Los niños son los verdaderos reyes de esta fiesta
La Semana Cultural de Las Casas celebró ayer los actos de la jornada del niño, cuyo momento culminante fue la fiesta de la espuma que sirvió para niños, adolescentes, jóvenes y también algún adulto se embadurnaran a conciencia.
En principio, esta parte del programa estaba anunciada para el pasado martes, pero por problemas de logística se aplazó un día.
La jornada incluía otras referencias como un paseo en un trenecillo turístico que recorrió las principales calles de Las Casas.
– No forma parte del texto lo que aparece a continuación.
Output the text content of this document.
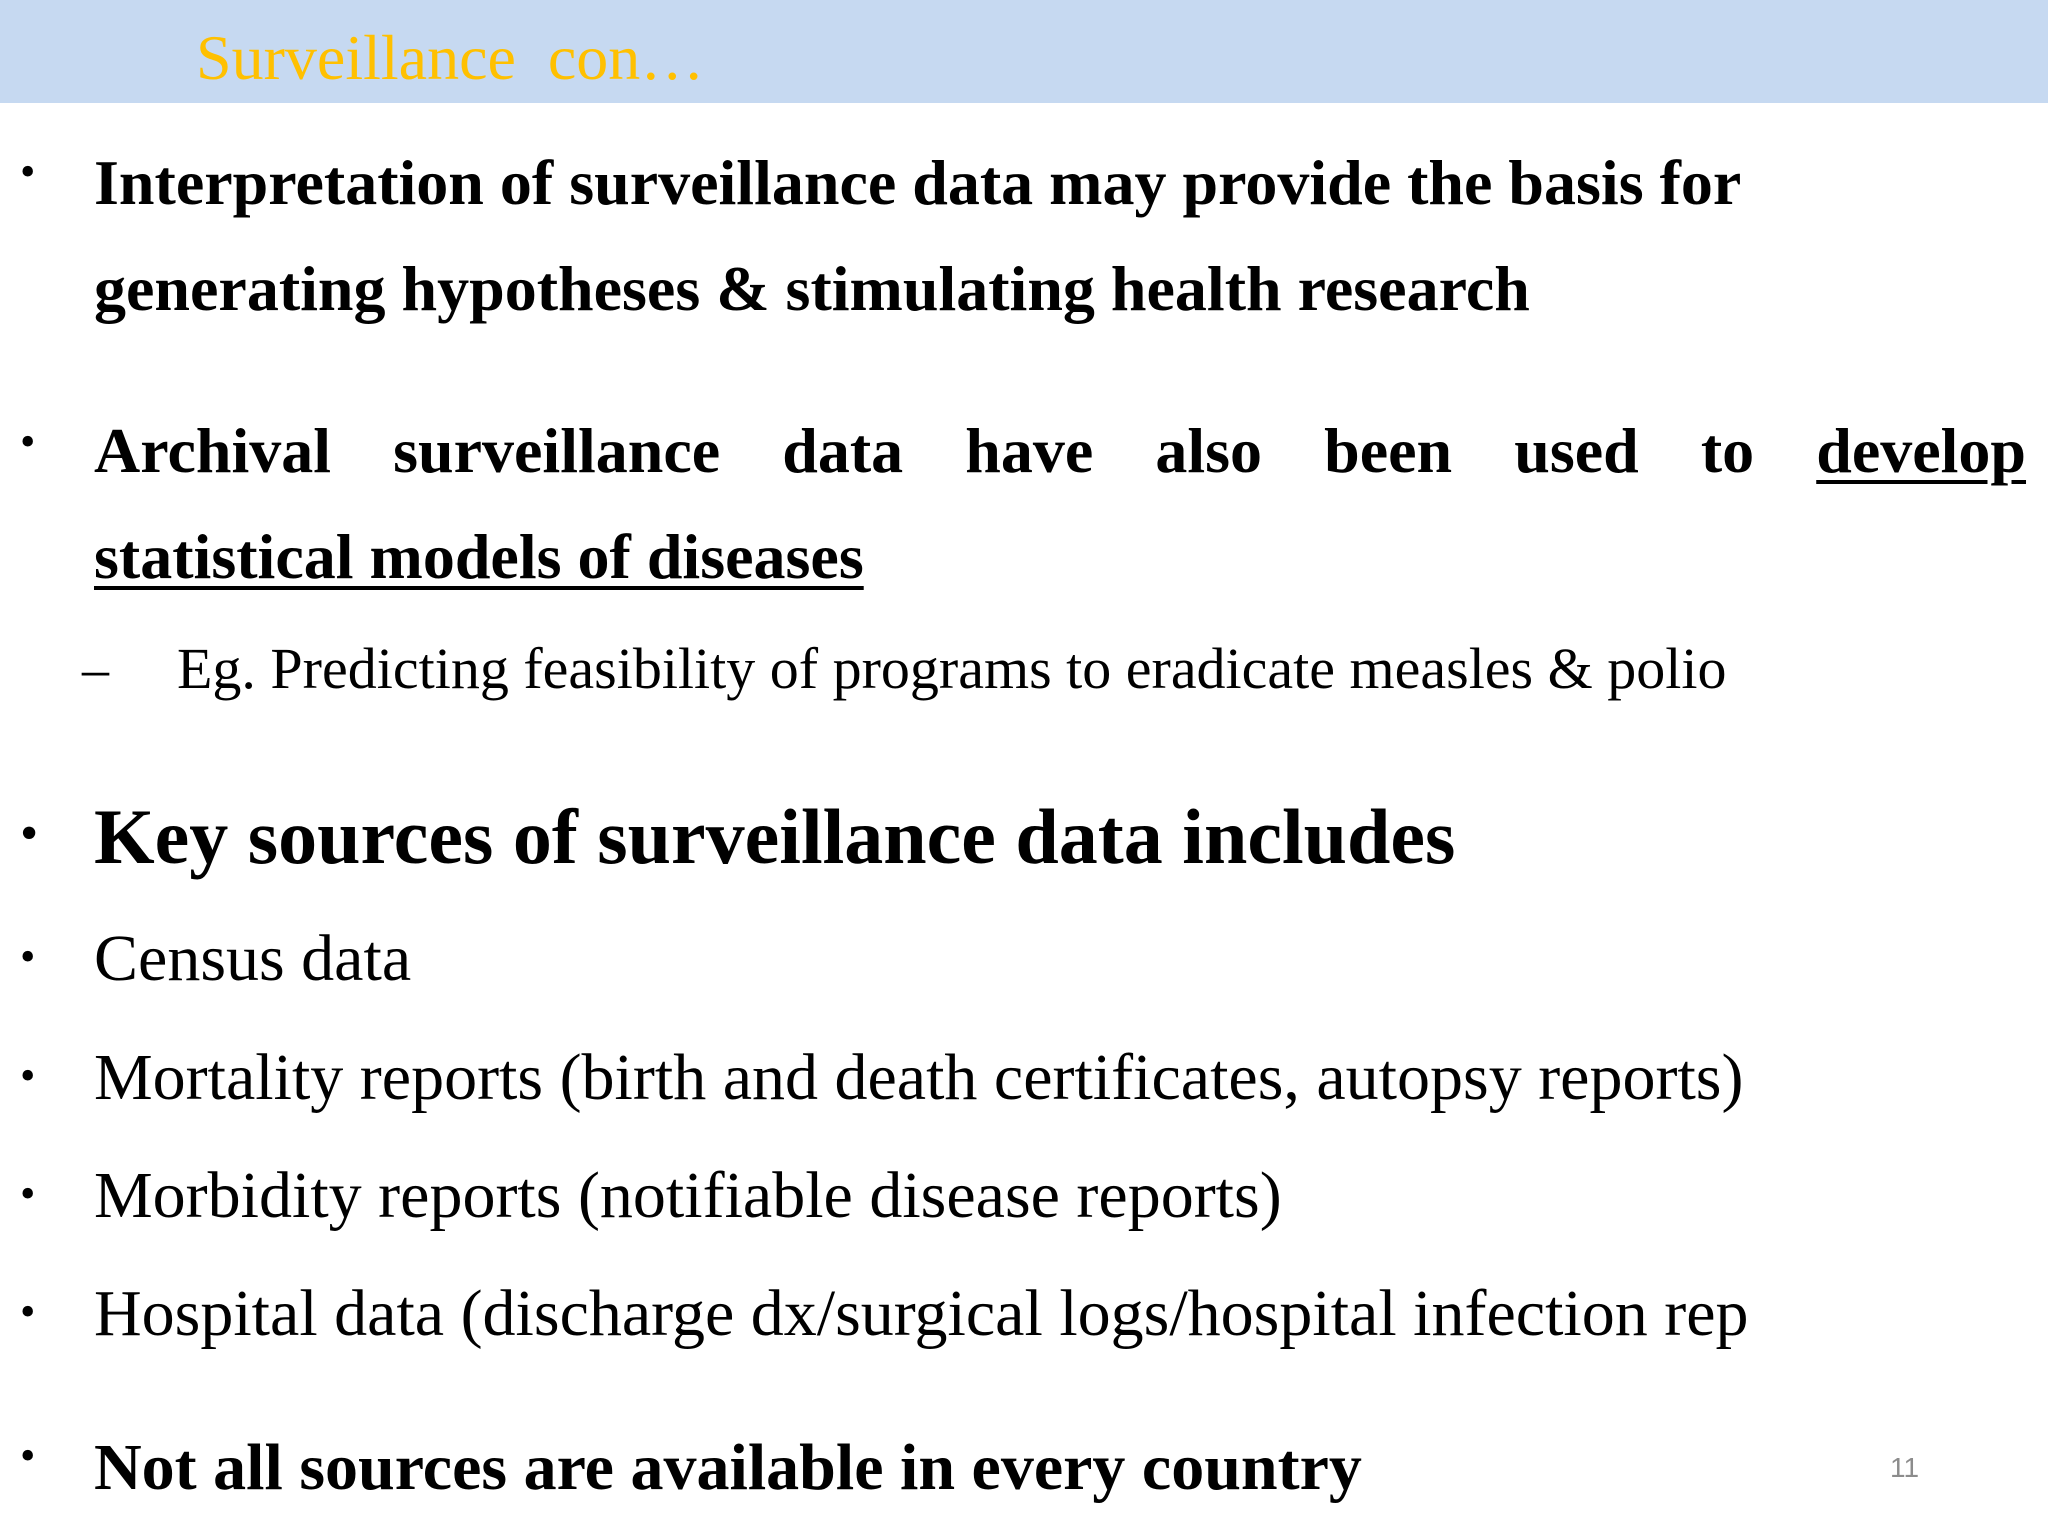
Surveillance  con…
• Interpretation of surveillance data may provide the basis for
generating hypotheses & stimulating health research
• Archival surveillance data have also been used to develop
statistical models of diseases
– Eg. Predicting feasibility of programs to eradicate measles & polio
• Key sources of surveillance data includes
• Census data
• Mortality reports (birth and death certificates, autopsy reports)
• Morbidity reports (notifiable disease reports)
• Hospital data (discharge dx/surgical logs/hospital infection rep
• Not all sources are available in every country	11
Mientras el convoy articulado hacía su recorrido, los niños que se habían quedado en tierra podían matar la inquietud por la espera a que llegase el gran momento con un pequeño castillo hinchable instalado junto a la iglesia en el que pudieron descargar la energía acumulada a base de saltos y piruetas.
Pero lo que todos esperaban era que el cañón empezara a lanzar espuma, pero entre unas cosas y otras, tal cosa se retrasó un poco sobre los horarios anunciados, de modo que casi no hubo rezagados. Los niños aguardaban el comienzo con el bañador puesto mientras que la mayoría de los adolescentes prefirieron permanecer vestidos, a fin de cuentas, la espuma no mancha.
Los más arrojados a la hora de meterse en la masa blanca fueron los más pequeños, algunos parecían jugar al escondite con la masa espumosa -totalmente inocua-, a medida que aumentaba la edad, lo hacían también los elementos reticentes, a los que los amigos y familiares intentaban convencer con toda clase de halagos y algunos trucos.
Muchos de ellos fueron aceptando meterse en la fiesta y acabaron riendo de buena gana. Pero los que se quedaron fuera también tuvieron ocasión de disfrutar simplemente como espectadores.
Hoy la Semana Cultural de Las Casas incluye una comida popular a las 15.00 horas y un concurso de dulces a las 20.00 horas.